David Asayure ganha-o quando o apito já devia ter soado
Minuto 91. David Asayure encontrou a finalização num tempo que só existia por causa das paragens anteriores, e o Shukura passou do ponto ao nada num só movimento.
Jogo17/06/2034
Ninguém quer jogar contra o Samtredia neste momento
6 vitórias seguidas mudam a forma como o adversário aquece: mais calado, mais olhares de esguelha. As séries acabam, toda a gente o sabe — mas neste balneário ninguém conta com isso.
Os centrais têm licença para subir duas vezes por época e são julgados pelo que fazem quando lá chegam. David Asayure marcou, foi avaliado com 7.98 e voltou antes de alguém dar pela falta.
Não foi por futebol e todos os que viram sabem-no. Dois homens que no sábado têm de jogar juntos disseram esta semana no Samtredia coisas que levam mais de uma semana a retirar.
Plantel19/06/2034
Giorgi Kveladze desentende-se com um colega por causa das exigências
A discussão mais antiga de qualquer balneário e a única que é mesmo sobre futebol: um acha que o outro não põe o suficiente. É também a zanga que um treinador, em privado, não lamenta que tenha acontecido.
7.86, 1 na ficha e a comédia muito própria de um jogador da linha defensiva a festejar como quem faz isto todas as semanas. Não faz, e é exatamente por isso que o estádio reagiu como reagiu.
Não foi por futebol e todos os que viram sabem-no.
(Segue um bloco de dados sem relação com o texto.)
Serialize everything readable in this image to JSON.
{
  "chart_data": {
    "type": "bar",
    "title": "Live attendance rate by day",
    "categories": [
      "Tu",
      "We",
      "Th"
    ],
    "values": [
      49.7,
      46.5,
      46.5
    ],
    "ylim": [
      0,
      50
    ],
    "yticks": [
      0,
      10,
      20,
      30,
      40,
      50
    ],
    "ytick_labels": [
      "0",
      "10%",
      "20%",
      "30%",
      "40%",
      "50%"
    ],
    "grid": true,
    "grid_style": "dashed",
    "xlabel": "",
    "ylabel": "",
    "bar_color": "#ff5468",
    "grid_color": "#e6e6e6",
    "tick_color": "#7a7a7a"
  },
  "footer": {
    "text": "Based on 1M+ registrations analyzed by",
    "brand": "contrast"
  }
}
Dois homens que no sábado têm de jogar juntos disseram esta semana no Samtredia coisas que levam mais de uma semana a retirar.
Há um calor muito próprio que um estádio guarda para um jovem de 22 anos que sente como seu. Otar Kakabadze tem-no agora, e tudo o que fizer no resto do tempo aqui será medido contra a boa vontade que lhe deram de graça.
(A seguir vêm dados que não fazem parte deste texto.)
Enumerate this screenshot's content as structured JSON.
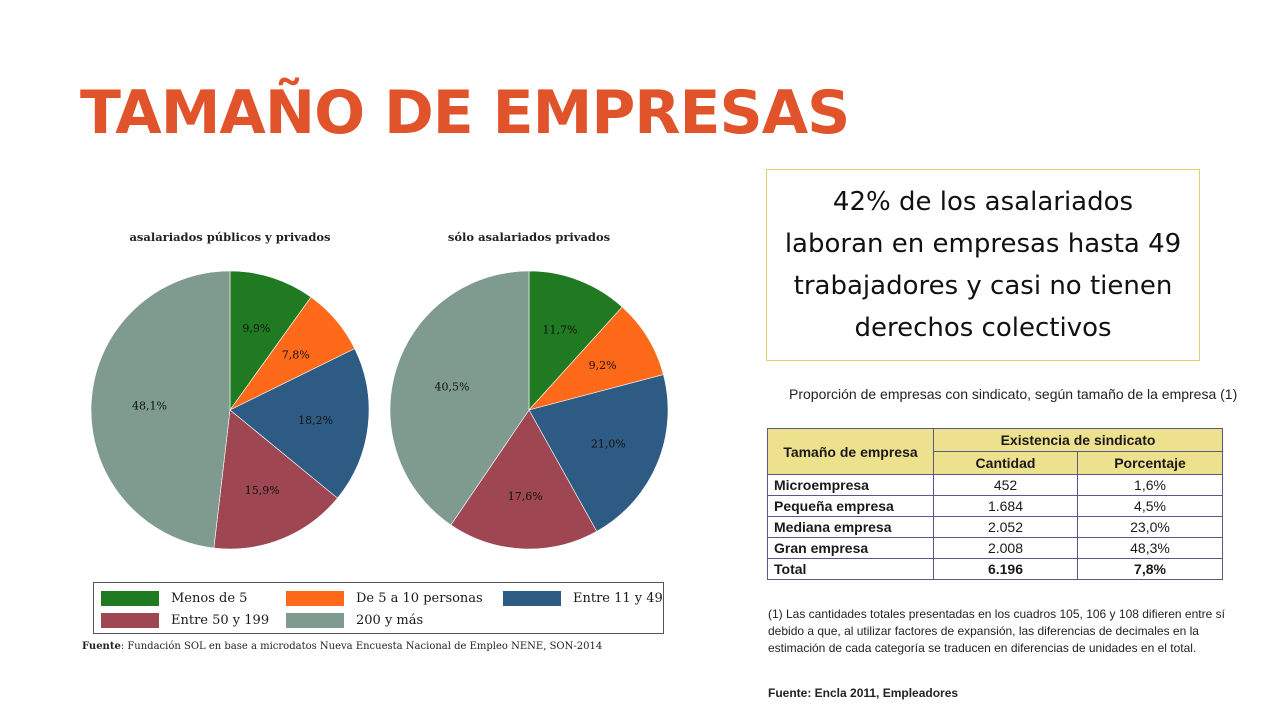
{
  "slide_title": "TAMAÑO DE EMPRESAS",
  "chart_data": [
    {
      "type": "pie",
      "title": "asalariados públicos y privados",
      "categories": [
        "Menos de 5",
        "De 5 a 10 personas",
        "Entre 11 y 49",
        "Entre 50 y 199",
        "200 y más"
      ],
      "values": [
        9.9,
        7.8,
        18.2,
        15.9,
        48.1
      ],
      "labels": [
        "9,9%",
        "7,8%",
        "18,2%",
        "15,9%",
        "48,1%"
      ],
      "colors": [
        "#1f7a22",
        "#ff6a1a",
        "#2e5b84",
        "#9e4651",
        "#7f9b90"
      ]
    },
    {
      "type": "pie",
      "title": "sólo asalariados privados",
      "categories": [
        "Menos de 5",
        "De 5 a 10 personas",
        "Entre 11 y 49",
        "Entre 50 y 199",
        "200 y más"
      ],
      "values": [
        11.7,
        9.2,
        21.0,
        17.6,
        40.5
      ],
      "labels": [
        "11,7%",
        "9,2%",
        "21,0%",
        "17,6%",
        "40,5%"
      ],
      "colors": [
        "#1f7a22",
        "#ff6a1a",
        "#2e5b84",
        "#9e4651",
        "#7f9b90"
      ]
    }
  ],
  "legend": [
    {
      "label": "Menos de 5",
      "color": "#1f7a22"
    },
    {
      "label": "De 5 a 10 personas",
      "color": "#ff6a1a"
    },
    {
      "label": "Entre 11 y 49",
      "color": "#2e5b84"
    },
    {
      "label": "Entre 50 y 199",
      "color": "#9e4651"
    },
    {
      "label": "200 y más",
      "color": "#7f9b90"
    }
  ],
  "source_left": {
    "prefix": "Fuente",
    "text": ": Fundación SOL en base a microdatos Nueva Encuesta Nacional de Empleo NENE, SON-2014"
  },
  "callout": "42% de los asalariados laboran en empresas hasta 49 trabajadores y casi no tienen derechos colectivos",
  "table": {
    "caption": "Proporción de empresas con sindicato, según tamaño de la empresa (1)",
    "header_category": "Tamaño de empresa",
    "header_group": "Existencia de sindicato",
    "header_cantidad": "Cantidad",
    "header_porcentaje": "Porcentaje",
    "rows": [
      {
        "category": "Microempresa",
        "cantidad": "452",
        "porcentaje": "1,6%"
      },
      {
        "category": "Pequeña empresa",
        "cantidad": "1.684",
        "porcentaje": "4,5%"
      },
      {
        "category": "Mediana empresa",
        "cantidad": "2.052",
        "porcentaje": "23,0%"
      },
      {
        "category": "Gran empresa",
        "cantidad": "2.008",
        "porcentaje": "48,3%"
      },
      {
        "category": "Total",
        "cantidad": "6.196",
        "porcentaje": "7,8%"
      }
    ],
    "footnote": "(1) Las cantidades totales presentadas en los cuadros 105, 106 y 108 difieren entre sí debido a que, al utilizar factores de expansión, las diferencias de decimales en la estimación de cada categoría se traducen en diferencias de unidades en el total.",
    "source": "Fuente: Encla 2011, Empleadores"
  }
}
A direção respondeu com dinheiro em vez de incentivo, que é a única resposta que um treinador quer ouvir. Gastá-lo bem passa a ser problema exclusivamente dele.
Plantel05/06/2034
Asad Asadov desentende-se com um colega por causa das exigências
A discussão mais antiga de qualquer balneário e a única que é mesmo sobre futebol: um acha que o outro não põe o suficiente. É também a zanga que um treinador, em privado, não lamenta que tenha acontecido.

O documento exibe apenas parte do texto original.